Sometimes, the footnotes are the best part.
While working on a dissertation chapter about the German philosopher and theologian Friedrich Schleiermacher (1768-1834) I came across something delightful — a tiny biographical detail that, with a little research, soon blossomed into a miniature Borgesian picaresque. Try as I might, though, I couldn’t squeeze the story into the main body of my text. So instead I put it into a footnote, and that single footnote was more fun than to write than anything else in the 75 pages around it. It’s also feels perfect for sharing now.
Here’s the only background you need. Someone whose work is still read a great deal today, Friedrich Schleiermacher was an incredibly influential thinker not just for a whole array of secular academic disciplines, but also for the tradition of Modern Liberal Protestantism. Yet for all his brilliance, Schleiermacher, a soulful Prussian with a deeply domestic bent, spent decades yearning to get married and have kids only to meet disappointment after disappointment. Unrequited love, impossible relationships with unhappily married women, failed engagements, et cetera — all the typical Romantic-era relationship drama, plus whatever other added problems may have arisen from Schleiermacher’s apparent conviction that the shape of his head was fatally unattractive to women.
But persistence pays off – or at least something like the Napoleonic Wars can open up the field. When Schleiermacher finally did get hitched at 37, it was to one Henriette von Willich (née von Mühlenfels, 1788–1840), the 19-year-old widow of a close friend, a young military chaplain who had died of typhoid while on a siege. Schleiermacher made up for lost time by building quite a large family with Henriette: in addition to the two children Henriette brought with her, she and Schleiermacher went on to have four more of their own. They also adopted the two orphaned sons of one of her distant cousins, a Prussian nobleman who had died in battle while serving as a Captain in the Hussars.
Here’s where it gets interesting. You see, the career of one of these adopted boys, Johann August Ernst von Willich (1810-1878) couldn’t have been more different from that of his adoptive father the pacifist minister — instead, it reads like something out of novel by George MacDonald Fraser. Except unlike Fraser’s Harry Flashman, August Willich – note the conspicuous absence of the noble ‘von’ – wasn’t a cowardly scoundrel. He was a total badass.

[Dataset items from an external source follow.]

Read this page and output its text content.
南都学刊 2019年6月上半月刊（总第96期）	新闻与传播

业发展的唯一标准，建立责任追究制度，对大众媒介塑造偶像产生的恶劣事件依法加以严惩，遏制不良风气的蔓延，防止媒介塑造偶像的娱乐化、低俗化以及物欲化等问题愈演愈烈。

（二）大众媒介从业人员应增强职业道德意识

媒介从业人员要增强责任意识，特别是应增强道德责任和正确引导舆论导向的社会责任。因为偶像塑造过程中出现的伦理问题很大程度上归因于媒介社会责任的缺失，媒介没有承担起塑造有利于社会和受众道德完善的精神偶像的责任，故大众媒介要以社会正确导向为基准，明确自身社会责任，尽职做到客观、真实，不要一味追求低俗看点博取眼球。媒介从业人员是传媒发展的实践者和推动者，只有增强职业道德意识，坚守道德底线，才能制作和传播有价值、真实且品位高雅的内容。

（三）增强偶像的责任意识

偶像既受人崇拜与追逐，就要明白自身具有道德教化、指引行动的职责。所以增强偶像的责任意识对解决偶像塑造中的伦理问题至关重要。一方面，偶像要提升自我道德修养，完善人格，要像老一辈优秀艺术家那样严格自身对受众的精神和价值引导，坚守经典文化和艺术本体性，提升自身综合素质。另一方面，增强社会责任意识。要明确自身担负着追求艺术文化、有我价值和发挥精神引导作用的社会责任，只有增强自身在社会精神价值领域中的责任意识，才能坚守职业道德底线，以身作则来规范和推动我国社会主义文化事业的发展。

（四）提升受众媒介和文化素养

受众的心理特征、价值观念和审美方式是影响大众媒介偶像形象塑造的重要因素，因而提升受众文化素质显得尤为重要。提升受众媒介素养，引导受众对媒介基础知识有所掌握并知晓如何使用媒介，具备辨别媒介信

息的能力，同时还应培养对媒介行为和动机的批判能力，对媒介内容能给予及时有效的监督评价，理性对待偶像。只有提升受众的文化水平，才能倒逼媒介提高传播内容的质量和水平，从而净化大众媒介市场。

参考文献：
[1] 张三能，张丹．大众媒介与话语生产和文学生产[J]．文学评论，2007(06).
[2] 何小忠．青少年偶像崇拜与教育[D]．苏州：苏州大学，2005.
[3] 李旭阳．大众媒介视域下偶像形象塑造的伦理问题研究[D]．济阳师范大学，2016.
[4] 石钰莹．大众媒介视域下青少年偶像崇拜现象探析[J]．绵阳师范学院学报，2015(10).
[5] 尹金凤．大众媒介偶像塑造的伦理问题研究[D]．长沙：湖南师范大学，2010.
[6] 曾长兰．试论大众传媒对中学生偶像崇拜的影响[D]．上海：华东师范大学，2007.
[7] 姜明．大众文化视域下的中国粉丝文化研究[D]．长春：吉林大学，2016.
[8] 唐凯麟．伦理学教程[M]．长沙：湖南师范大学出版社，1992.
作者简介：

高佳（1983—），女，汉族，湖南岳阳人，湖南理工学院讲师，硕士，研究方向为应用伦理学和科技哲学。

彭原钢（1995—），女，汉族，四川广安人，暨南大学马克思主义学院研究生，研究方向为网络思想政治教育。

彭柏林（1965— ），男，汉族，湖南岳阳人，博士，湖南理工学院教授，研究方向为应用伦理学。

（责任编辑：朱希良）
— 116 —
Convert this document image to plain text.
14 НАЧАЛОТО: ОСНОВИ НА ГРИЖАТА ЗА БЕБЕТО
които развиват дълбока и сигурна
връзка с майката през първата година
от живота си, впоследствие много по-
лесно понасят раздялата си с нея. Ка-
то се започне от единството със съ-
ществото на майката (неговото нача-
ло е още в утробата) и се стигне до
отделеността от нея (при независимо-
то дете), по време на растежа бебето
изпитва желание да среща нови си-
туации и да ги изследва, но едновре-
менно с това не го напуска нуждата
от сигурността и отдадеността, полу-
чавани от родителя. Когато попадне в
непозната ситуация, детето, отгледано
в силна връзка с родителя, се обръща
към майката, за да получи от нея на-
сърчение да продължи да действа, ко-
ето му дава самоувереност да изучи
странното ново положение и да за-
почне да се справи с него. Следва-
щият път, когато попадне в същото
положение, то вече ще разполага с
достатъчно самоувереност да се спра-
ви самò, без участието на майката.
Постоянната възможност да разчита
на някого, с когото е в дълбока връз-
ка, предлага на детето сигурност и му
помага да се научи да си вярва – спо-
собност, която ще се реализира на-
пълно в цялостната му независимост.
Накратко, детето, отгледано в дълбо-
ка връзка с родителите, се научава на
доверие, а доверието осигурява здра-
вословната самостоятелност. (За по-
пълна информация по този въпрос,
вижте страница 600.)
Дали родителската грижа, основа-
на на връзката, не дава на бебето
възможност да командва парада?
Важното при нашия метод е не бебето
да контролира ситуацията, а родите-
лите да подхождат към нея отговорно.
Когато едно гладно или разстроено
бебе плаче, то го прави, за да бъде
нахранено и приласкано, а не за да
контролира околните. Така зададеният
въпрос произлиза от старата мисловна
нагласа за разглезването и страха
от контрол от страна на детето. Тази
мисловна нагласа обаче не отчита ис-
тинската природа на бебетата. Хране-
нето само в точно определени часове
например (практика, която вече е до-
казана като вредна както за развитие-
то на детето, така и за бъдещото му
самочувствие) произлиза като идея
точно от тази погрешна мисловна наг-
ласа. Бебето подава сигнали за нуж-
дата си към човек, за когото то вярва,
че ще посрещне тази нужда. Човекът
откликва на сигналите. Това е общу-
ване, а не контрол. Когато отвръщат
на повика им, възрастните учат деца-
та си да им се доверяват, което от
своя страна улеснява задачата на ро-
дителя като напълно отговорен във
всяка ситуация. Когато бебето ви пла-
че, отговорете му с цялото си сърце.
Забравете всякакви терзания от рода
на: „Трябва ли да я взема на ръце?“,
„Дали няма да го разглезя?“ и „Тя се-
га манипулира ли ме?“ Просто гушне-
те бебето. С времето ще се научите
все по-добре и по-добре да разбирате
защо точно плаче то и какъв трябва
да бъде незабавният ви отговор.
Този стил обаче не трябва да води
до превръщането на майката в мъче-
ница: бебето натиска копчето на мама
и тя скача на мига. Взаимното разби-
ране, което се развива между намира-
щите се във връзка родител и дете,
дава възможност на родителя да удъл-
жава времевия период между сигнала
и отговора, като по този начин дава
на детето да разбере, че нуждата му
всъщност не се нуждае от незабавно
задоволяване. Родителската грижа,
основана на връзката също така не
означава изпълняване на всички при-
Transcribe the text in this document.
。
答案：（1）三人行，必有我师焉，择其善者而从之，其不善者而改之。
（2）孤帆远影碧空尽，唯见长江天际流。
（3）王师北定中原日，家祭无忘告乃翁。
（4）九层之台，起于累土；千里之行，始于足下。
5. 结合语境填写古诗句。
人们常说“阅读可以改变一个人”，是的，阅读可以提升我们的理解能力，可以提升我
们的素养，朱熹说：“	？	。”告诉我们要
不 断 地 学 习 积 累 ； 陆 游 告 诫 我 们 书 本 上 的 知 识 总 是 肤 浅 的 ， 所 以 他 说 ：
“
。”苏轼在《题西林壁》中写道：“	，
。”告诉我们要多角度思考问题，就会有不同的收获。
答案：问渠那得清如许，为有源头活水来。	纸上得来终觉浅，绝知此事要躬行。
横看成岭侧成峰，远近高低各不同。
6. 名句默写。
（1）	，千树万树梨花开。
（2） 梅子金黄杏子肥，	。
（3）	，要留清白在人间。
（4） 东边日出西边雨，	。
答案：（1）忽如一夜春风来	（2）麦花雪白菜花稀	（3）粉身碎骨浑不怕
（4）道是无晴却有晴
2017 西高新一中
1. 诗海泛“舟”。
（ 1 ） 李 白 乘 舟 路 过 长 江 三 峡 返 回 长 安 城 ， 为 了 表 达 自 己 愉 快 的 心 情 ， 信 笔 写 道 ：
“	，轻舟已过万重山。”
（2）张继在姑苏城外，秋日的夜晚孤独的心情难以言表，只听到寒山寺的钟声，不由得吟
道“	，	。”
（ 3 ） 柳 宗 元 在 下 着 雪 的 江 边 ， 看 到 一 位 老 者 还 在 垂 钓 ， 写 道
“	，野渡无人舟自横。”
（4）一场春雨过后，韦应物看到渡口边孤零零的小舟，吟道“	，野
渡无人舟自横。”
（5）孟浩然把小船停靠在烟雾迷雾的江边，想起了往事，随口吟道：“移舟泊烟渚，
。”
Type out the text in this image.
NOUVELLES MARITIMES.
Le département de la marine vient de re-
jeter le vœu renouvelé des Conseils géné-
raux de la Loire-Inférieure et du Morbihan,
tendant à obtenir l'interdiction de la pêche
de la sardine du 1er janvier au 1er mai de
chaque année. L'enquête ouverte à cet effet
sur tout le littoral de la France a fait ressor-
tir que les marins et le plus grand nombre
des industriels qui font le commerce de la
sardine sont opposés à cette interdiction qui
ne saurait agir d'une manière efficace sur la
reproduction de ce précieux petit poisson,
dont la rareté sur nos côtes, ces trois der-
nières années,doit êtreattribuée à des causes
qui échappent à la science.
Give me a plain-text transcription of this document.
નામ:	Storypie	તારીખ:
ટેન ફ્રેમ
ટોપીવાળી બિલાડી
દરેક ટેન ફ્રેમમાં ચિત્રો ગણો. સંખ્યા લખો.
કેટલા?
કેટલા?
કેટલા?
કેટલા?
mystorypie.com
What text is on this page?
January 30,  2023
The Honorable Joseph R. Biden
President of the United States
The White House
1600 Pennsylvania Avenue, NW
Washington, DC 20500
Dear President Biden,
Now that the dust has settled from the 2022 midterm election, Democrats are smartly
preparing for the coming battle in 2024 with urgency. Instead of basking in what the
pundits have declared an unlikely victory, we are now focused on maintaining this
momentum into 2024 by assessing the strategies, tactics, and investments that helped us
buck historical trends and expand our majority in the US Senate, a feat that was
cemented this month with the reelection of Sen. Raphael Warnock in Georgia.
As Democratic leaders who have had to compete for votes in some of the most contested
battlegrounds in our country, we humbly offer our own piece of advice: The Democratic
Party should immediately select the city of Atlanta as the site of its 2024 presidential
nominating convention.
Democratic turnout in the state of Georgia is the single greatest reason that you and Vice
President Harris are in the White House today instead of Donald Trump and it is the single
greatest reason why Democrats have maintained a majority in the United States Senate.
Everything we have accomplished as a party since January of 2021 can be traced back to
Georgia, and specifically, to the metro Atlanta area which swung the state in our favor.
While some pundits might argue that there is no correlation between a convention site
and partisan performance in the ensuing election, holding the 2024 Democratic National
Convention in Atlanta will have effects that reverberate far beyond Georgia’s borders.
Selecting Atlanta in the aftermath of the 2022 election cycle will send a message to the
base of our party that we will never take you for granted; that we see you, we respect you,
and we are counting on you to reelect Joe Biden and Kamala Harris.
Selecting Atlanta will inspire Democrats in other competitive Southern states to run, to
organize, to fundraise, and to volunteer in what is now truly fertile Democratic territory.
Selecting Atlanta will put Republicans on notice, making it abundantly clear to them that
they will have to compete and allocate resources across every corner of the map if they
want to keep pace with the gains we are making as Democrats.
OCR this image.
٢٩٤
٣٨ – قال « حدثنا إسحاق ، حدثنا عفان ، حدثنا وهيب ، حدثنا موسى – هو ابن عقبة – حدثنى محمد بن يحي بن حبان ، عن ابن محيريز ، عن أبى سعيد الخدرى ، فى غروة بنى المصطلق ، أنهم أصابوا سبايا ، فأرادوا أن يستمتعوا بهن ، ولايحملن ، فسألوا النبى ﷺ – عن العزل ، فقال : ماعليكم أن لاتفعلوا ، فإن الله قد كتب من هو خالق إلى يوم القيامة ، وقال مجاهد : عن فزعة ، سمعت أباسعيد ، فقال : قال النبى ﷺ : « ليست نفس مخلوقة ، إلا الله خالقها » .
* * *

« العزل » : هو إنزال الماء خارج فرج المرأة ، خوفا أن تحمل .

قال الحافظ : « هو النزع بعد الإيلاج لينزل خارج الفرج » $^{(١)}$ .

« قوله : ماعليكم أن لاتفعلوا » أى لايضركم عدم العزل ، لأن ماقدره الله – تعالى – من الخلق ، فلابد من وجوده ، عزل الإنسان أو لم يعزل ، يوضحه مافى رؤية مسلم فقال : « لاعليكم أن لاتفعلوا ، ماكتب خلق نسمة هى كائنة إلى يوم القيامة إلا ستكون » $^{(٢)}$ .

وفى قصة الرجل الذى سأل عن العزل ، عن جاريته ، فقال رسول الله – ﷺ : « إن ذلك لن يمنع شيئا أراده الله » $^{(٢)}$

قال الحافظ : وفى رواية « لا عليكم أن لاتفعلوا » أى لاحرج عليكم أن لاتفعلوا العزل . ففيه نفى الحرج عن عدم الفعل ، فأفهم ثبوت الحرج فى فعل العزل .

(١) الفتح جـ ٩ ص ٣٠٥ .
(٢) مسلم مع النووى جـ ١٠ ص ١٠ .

And so, without any further ado, my much-hyped footnote:
Three years old when adopted by Schleiermacher, August would later become a decorated Prussian army officer only to discover Communism and resign both his commission and title to lead a detachment of Free Corps against Monarchists in Brandenburg. None other than Friedrich Engels served as his aide-de-camp. Willich’s views apparently lay further to the left than Marx’s, whom he detested, and after fleeing to England he doggedly opposed Marx during the dissolution of the League of Communists in 1850.
Immigrating to America, Willich gave the vocation of “citizen” to the authorities at Port Control in New York, worked for a bit as an itinerant carpenter, and wound up moving to Ohio, where he published an ethnic newspaper. An adamant abolitionist, Willich responded to the outbreak of the Civil War by organizing several hundred German immigrants into enlisting as a brigade for the Union. Although his outspoken Communist sympathies at first prevented his advancement, his success at training men and singular feats of leadership rapidly earned him a series of promotions, and he ultimately rose to the position of Brigadier General. He rallied the 32nd Indiana at Shiloh by leading the regimental band in the Arbeiter Marseillaise while turning his back on direct fire, spent several months as a POW in horrible conditions, and joined William Tecumseh Sherman’s march on Atlanta; his personal intervention with Sherman allowed his all-German troops to retain their beer rations on the otherwise entirely dry March to the Sea.
After the war, he returned, wounded, to Ohio, where he wrote philosophical essays and became the leader of a group of intellectuals known as the Cincinnati Hegelians. He emerged briefly from retirement to travel to Germany and offer his services as General to Otto von Bismarck during the Franco-Prussian war, but the Chancellor demurred. Willich appears to have enjoyed himself nonetheless by spending the rest of the trip attending philosophy lectures in Berlin.
The boarding house in which he lived still stands in Ohio.
Not a bad footnote, right?
Sources:
For Willich’s experiences in Revolutionary Europe, see Engels’ The Campaign for the German Imperial Constitution; for his relationship with the League of Communists, see Marx’s essay The Knight of Noble Consciousness; for his time and America and Civil War service, see his entry in Appletons’ Cyclopædia of American Biography and web resources by Quigley, Peake, and Powell.